Late in the afternoon, it began to snow. Within an hour I went out to help the kid who lived downstairs shovel our driveway. By the time we were done, there were four inches piled up where we had already shoveled. So we started over. And it continued to snow. We were getting about 2-3 inches an hour and it did not stop snowing for hours. In frustration, we quit shoveling around 7:00. The snowplows were running constantly, (a necessity around Buffalo during a blizzard), and yet there was deeper and deeper accumulation in the street in front of our house. We kept looking for Dad as the hours passed. Mom tried to explain that the roads between where we lived and where Dad lived were right through the Snow Belt and that he might not be able to make it through. But I refused to accept that.
We watched Bing Crosby sing us through “Holiday Inn” on our small black and white TV and at every sound on the street ran to the window to see if it was Dad. By 11:00 I was convinced that he wasn’t coming. I went and got on my gloves and outdoor coat and told my Mom I was going to shovel the end of the driveway out, “Just in case.” I felt so defeated and so let down. I was glad for the darkness and the privacy so no one could see me crying as I lifted the wet compacted snow out of the way. Around midnight I was just finishing. There were no more tears running down my frozen cheeks only a broken heart and a feeling of abandonment that overwhelmed me. I wasn’t checking cars anymore. I knew Dad wouldn’t be coming. In our street, the snow was a foot deep and I imagined that it was worse in the snow belts. The plow drivers had gone home to spend the night with their families.

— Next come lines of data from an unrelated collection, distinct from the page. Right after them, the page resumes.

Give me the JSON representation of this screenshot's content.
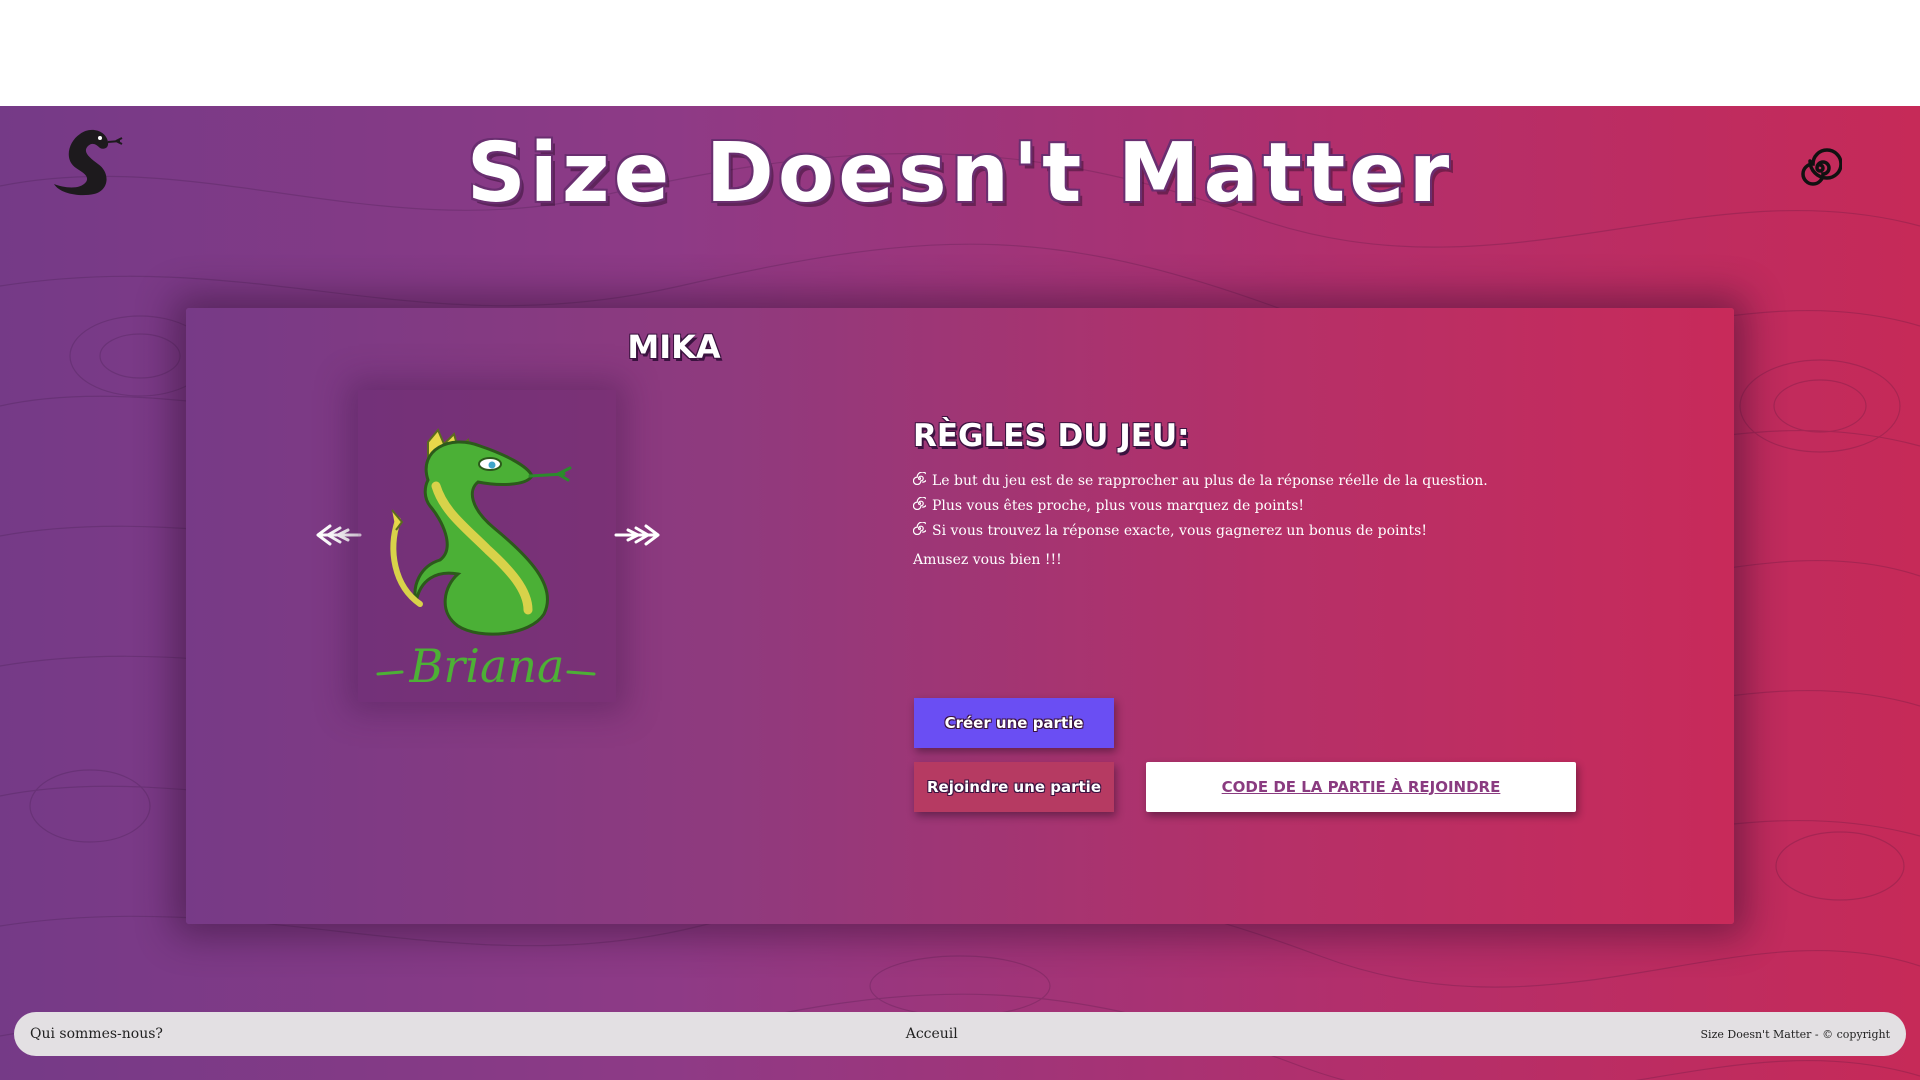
{
  "app": {
    "title": "Size Doesn't Matter"
  },
  "icons": {
    "logo": "snake-logo-icon",
    "menu": "spiral-icon",
    "prev": "arrow-left-icon",
    "next": "arrow-right-icon",
    "rule_bullet": "spiral-bullet-icon"
  },
  "player": {
    "name": "MIKA",
    "avatar_caption": "Briana"
  },
  "rules": {
    "title": "RÈGLES DU JEU:",
    "items": [
      "Le but du jeu est de se rapprocher au plus de la réponse réelle de la question.",
      "Plus vous êtes proche, plus vous marquez de points!",
      "Si vous trouvez la réponse exacte, vous gagnerez un bonus de points!"
    ],
    "outro": "Amusez vous bien !!!"
  },
  "actions": {
    "create_label": "Créer une partie",
    "join_label": "Rejoindre une partie",
    "code_placeholder": "CODE DE LA PARTIE À REJOINDRE"
  },
  "footer": {
    "about": "Qui sommes-nous?",
    "home": "Acceuil",
    "copyright": "Size Doesn't Matter - © copyright"
  },
  "colors": {
    "gradient_start": "#753a87",
    "gradient_end": "#c62a58",
    "create_button": "#6a4ef3",
    "join_button": "#b63a62",
    "footer_bg": "#e3e0e3"
  }
}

A lone car appeared out of the snow squall. The blinker was on and the driver gunned the engine and pulled the car past me into the snow-choked driveway. Because of the falling snow and the glare of the headlights I didn’t see who it was at first. The car slid to a stop. The door opened. It was Dad! I stood and stared. He had made it through! I buried my face in his coat and didn’t want to let go. “Hey, help me with these presents,” he said. When he opened the trunk of that old Chevrolet, it was filled with gifts. It was literally stuffed with boxes and boxes of wrapped presents. I ran upstairs with the first load screaming; “He’s here. Dad’s here.” It seemed like I made a hundred trips after more and more gifts. Our living room was filled with boxes. It was decided that, since it was already Christmas day, we would open our gifts before bed. I can’t remember ever opening so many packages. Ripping off the festive paper and throwing away the ribbons was fun in itself, but the incredible joy of our newly discovered bounty was even more exciting.
Today I don’t remember the gifts that we got. But every time I tell this story I break down. I cry, not because of the number of gifts we received, but because Dad came through a blizzard to make my Christmas special. It was one of the few times I felt like he cared about me. One of the few times he didn’t let me down.
That year, Christmas took on a whole new meaning for me. A meaning that continues today. I learned a great lesson about my Heavenly Father and His great gift to us. I found out that gifts are never the important thing. God’s presence with me is always more significant than presents. I have learned that God loves me and is willing to bless me with practical and needed provisions. But it is his incarnation that I crave the most. It is relationship with Him that I long for. God has driven through a thousand snowstorms to prove that He loves me, but it is not what he has packed in His trunk that means anything, it is the fact that He comes to embrace me and acknowledge me as His son that makes all the difference.